Embrace Integration to Benefit From It

By: | December 22, 2015

Terri L. Rhodes is CEO of the Disability Management Employer Coalition. Terri was an Absence and Disability Management Consultant for Mercer, and also served as Director of Absence and Disability for Health Net and Corporate IDM Program Manager for Abbott Laboratories.

Integrated Absence Management (IAM) is defined as one seamless program encompassing disability, leave administration, ADA compliance and workers’ compensation. More advanced programs may include health, wellness and Employee Assistance Programs.

As benefits and risk managers contemplate this topic, the discussion tends to bounce between the ideal world and the realities of IAM. It is often difficult to agree what IAM means for an organization.

The process is not an exact science. Individual departments must work together to define roles and responsibilities. Open, active communication is critical.

For some, integration is the human resources holy grail to manage the complexity of workplace regulation, streamline employee processes and minimize the drain on productivity.

However, others maintain that this path cannot be successful and that to be self-insured and/or self-administered is the only realistic option.

Despite the challenges, companies are integrating more and more. Many carriers and third party administrators work together with great success. Generally, it is the workers’ compensation and overall risk community which struggles to see beyond its own work processes and understand the value of integration.

In many companies, the primary obstacles to success are that benefits and risk teams often work independently and fail to communicate. Some of this is deliberate, rooted in a belief in specialization.

More often than not, however, it is about fear; the fear of change, losing control or possible job loss. That’s a shame, because opportunity beckons.

Significant innovations in the disability and benefits arenas range from technologies that allow employees to report absences via an app; to new understandings of how behavioral health impacts absence; to using wellness as a preventive tool.

In many companies, the primary obstacles to success are that benefits and risk teams often work independently and fail to communicate. Some of this is deliberate, rooted in a belief in specialization.

Maximizing these innovations requires a fresh look at departments that administer absence and disability.
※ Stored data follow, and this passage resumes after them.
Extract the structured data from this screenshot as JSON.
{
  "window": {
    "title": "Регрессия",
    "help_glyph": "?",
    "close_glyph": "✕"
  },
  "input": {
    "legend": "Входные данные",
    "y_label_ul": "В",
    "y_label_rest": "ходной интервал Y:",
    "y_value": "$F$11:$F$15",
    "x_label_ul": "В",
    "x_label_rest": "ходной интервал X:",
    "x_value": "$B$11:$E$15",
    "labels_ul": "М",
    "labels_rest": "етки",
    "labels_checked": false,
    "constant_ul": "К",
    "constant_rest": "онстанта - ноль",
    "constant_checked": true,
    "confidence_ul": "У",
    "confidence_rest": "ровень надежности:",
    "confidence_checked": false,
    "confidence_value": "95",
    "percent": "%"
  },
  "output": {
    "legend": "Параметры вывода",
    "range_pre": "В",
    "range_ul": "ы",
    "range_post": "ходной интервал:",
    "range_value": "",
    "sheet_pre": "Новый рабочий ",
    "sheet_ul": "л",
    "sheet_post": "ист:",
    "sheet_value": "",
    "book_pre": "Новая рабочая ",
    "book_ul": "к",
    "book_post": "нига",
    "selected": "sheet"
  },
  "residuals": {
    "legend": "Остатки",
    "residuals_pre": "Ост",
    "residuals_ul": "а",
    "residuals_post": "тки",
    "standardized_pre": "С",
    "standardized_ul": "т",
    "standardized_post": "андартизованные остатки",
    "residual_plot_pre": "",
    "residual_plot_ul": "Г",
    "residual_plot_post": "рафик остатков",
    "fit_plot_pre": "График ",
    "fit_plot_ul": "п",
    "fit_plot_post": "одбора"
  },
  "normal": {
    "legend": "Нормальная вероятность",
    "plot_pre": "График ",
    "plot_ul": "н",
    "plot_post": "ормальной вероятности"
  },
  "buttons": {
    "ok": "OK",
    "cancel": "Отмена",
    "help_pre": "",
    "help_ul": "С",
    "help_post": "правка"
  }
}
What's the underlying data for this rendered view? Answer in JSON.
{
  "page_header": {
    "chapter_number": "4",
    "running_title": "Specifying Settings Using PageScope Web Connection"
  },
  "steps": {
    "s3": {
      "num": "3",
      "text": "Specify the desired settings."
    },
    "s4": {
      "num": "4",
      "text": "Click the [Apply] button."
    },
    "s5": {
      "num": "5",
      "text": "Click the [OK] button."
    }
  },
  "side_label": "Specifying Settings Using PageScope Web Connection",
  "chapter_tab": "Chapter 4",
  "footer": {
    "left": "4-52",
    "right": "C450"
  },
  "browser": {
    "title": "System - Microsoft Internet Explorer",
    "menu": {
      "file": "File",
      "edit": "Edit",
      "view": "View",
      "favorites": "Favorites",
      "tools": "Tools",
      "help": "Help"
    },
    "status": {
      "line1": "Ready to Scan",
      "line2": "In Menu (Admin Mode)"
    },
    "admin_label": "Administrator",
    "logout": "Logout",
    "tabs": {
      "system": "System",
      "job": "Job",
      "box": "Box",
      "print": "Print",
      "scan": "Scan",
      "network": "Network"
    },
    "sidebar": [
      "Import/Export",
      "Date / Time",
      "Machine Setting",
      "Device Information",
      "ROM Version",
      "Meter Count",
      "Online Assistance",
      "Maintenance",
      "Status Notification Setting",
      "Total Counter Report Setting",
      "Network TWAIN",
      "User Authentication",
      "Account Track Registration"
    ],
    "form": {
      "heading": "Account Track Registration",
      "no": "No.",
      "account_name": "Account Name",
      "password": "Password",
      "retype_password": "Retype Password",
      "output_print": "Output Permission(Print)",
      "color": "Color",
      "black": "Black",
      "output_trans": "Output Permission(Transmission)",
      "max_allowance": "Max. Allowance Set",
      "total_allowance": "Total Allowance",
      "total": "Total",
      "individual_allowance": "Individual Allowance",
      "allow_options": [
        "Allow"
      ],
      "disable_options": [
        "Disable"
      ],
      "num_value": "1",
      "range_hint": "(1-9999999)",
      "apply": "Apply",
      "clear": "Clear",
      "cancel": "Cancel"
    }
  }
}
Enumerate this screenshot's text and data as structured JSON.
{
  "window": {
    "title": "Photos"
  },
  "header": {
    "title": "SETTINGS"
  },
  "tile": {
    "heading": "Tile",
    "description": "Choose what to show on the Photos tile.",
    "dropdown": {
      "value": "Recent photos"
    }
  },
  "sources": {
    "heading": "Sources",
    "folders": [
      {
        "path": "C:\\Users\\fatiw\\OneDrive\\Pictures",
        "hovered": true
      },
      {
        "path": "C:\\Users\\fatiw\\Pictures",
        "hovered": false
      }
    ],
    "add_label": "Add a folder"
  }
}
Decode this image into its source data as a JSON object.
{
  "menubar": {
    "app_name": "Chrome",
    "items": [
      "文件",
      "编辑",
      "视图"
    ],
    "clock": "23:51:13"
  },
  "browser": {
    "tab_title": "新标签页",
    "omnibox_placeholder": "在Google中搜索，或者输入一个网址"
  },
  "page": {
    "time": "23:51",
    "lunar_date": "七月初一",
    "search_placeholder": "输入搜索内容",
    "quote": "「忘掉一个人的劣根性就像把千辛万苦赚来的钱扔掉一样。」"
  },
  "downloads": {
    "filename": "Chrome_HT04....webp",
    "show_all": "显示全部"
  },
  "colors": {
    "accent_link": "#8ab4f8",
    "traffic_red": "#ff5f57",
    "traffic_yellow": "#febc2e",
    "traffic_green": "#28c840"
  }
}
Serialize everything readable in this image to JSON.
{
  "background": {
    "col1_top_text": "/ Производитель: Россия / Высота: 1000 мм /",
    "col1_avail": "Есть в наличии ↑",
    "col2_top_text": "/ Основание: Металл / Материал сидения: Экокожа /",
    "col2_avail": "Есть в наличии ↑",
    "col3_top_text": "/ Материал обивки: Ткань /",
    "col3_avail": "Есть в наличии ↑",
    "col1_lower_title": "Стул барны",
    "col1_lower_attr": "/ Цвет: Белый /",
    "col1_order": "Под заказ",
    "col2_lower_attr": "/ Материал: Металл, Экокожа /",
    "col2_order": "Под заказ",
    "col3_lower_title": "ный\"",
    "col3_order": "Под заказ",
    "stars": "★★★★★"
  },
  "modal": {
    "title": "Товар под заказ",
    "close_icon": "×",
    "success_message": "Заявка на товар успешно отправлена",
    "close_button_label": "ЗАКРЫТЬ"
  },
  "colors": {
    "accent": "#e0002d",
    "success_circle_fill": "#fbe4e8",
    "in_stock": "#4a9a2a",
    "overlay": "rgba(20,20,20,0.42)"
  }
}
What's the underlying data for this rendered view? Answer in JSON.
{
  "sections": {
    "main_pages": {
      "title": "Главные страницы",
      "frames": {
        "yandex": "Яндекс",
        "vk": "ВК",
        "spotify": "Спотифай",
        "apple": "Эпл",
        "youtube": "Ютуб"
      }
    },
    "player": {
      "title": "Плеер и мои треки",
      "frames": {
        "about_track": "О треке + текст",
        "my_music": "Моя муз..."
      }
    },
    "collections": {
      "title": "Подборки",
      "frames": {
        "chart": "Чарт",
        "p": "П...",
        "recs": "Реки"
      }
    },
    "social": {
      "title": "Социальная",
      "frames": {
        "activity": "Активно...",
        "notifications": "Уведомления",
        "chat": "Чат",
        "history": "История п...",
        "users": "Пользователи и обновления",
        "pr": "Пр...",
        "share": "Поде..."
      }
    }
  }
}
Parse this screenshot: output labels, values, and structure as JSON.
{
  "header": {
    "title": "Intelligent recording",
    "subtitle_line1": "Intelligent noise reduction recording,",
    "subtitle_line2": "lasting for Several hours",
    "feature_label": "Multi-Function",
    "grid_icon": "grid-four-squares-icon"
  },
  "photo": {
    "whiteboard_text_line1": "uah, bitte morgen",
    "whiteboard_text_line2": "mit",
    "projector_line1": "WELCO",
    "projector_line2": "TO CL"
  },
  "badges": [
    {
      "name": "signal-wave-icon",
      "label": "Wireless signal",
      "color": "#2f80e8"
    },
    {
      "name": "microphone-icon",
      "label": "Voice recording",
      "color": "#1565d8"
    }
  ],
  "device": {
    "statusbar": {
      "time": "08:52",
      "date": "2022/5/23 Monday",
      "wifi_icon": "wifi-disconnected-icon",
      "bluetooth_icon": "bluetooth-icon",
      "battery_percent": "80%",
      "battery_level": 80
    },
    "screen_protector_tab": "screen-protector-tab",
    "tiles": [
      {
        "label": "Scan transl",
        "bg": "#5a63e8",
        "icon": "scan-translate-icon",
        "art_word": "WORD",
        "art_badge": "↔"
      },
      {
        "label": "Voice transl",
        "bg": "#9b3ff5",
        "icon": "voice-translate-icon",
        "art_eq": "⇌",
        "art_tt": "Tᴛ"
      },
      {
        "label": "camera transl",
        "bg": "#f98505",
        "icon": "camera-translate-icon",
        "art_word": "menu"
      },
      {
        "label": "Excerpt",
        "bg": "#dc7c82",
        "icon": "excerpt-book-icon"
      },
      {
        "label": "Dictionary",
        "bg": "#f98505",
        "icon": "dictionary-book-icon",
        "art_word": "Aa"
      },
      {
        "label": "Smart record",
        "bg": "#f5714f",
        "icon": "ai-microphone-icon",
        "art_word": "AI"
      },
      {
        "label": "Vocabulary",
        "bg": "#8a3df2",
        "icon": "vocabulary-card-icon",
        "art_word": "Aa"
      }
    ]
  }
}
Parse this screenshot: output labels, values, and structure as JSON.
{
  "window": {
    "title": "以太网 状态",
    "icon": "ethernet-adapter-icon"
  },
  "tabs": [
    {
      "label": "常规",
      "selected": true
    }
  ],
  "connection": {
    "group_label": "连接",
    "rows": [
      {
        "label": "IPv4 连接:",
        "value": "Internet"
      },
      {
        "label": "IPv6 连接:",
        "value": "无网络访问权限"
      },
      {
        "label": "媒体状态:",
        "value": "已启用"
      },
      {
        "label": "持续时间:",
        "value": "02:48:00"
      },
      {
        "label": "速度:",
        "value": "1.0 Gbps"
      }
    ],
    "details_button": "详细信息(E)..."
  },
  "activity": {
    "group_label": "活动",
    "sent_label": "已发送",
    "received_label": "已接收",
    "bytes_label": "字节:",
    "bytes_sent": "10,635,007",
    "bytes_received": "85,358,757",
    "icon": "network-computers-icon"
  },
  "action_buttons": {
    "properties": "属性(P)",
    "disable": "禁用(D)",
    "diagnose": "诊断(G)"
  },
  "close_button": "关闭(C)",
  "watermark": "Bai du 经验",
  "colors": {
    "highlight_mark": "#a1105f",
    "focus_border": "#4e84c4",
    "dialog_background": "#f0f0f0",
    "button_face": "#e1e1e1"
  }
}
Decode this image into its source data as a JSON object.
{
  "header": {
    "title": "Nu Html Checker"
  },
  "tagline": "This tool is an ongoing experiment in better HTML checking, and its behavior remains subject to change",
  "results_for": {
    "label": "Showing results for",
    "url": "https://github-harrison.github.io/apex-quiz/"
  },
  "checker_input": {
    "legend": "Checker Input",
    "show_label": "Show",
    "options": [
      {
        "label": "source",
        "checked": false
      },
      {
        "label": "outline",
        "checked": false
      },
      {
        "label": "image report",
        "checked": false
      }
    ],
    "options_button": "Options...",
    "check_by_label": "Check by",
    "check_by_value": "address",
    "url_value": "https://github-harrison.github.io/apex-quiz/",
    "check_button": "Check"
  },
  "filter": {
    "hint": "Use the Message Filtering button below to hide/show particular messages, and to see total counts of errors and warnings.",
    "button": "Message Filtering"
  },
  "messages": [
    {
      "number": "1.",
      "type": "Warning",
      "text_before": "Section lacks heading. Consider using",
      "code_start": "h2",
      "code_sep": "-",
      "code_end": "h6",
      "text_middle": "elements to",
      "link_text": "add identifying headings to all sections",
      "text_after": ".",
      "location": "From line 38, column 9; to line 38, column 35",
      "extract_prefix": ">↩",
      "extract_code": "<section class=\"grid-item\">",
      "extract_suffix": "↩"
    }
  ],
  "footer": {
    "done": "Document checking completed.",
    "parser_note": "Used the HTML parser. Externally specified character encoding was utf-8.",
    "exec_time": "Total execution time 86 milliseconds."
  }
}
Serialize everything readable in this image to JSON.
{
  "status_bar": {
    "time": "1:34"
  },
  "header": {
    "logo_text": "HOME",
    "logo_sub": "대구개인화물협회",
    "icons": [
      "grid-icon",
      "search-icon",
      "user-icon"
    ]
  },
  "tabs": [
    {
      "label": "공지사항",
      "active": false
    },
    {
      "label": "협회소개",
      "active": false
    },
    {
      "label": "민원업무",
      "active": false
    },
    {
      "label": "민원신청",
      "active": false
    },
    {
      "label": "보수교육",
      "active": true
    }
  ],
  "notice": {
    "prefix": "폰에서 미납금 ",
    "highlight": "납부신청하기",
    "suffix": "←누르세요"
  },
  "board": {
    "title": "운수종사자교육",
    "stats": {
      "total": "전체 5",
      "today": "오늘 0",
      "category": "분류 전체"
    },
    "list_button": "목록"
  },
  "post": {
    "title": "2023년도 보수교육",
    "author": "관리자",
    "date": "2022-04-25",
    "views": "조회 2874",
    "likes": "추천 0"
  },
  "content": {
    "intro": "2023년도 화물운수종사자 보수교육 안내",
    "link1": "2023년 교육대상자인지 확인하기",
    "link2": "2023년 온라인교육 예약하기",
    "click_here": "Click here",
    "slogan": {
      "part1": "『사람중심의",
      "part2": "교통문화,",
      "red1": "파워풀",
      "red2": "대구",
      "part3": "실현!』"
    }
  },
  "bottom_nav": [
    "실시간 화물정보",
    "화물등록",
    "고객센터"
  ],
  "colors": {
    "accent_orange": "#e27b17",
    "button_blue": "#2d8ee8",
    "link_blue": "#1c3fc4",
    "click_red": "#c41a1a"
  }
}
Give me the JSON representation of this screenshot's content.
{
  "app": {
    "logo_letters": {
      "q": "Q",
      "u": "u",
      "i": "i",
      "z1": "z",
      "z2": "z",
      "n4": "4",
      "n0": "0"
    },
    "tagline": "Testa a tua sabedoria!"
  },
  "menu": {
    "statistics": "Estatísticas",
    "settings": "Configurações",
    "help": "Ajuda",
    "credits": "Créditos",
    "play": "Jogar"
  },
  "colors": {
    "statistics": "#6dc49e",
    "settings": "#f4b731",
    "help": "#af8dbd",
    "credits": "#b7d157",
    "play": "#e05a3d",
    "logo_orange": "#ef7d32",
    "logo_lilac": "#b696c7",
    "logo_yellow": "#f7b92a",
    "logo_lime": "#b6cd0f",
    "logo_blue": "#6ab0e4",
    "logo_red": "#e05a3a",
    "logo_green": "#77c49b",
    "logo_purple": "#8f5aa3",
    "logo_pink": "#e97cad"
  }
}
Ineffective communication results when different departments speak different languages with contrasting goals. Risk managers target risk, not employee benefits. Benefits managers are employee-centric and typically do not think in terms of risk.

The ideal scenario is that risk managers see the opportunity to manage risk by lending a hand in leave and disability management.

Certainly, legal liability is a growing concern, given the increased role FMLA, ADA, Employment Practices Liability (EPL), state and even local leave laws play in leave and disability management. Executives and managers need to proactively address the interplay of these programs, rather than communicating only when something “goes awry.”

Successful programs use expertise in FMLA, ADA, and related laws shared among managers of disability, benefits, and risk, while working closely with legal and even public affairs to ensure compliance. They should all be working together to anticipate and participate in relevant policy changes that impact their workforce.

Changes in health care and leave laws represent both risk and opportunity with more change and innovation occurring in the disability and benefits sectors than at any time in recent history.

Every professional (risk, benefits or HR) should be involved in assessing these changes. This can only be achieved when people work together in a systematic and deliberate way. In other words, when disability, leave, workers’ comp and risk programs are integrated.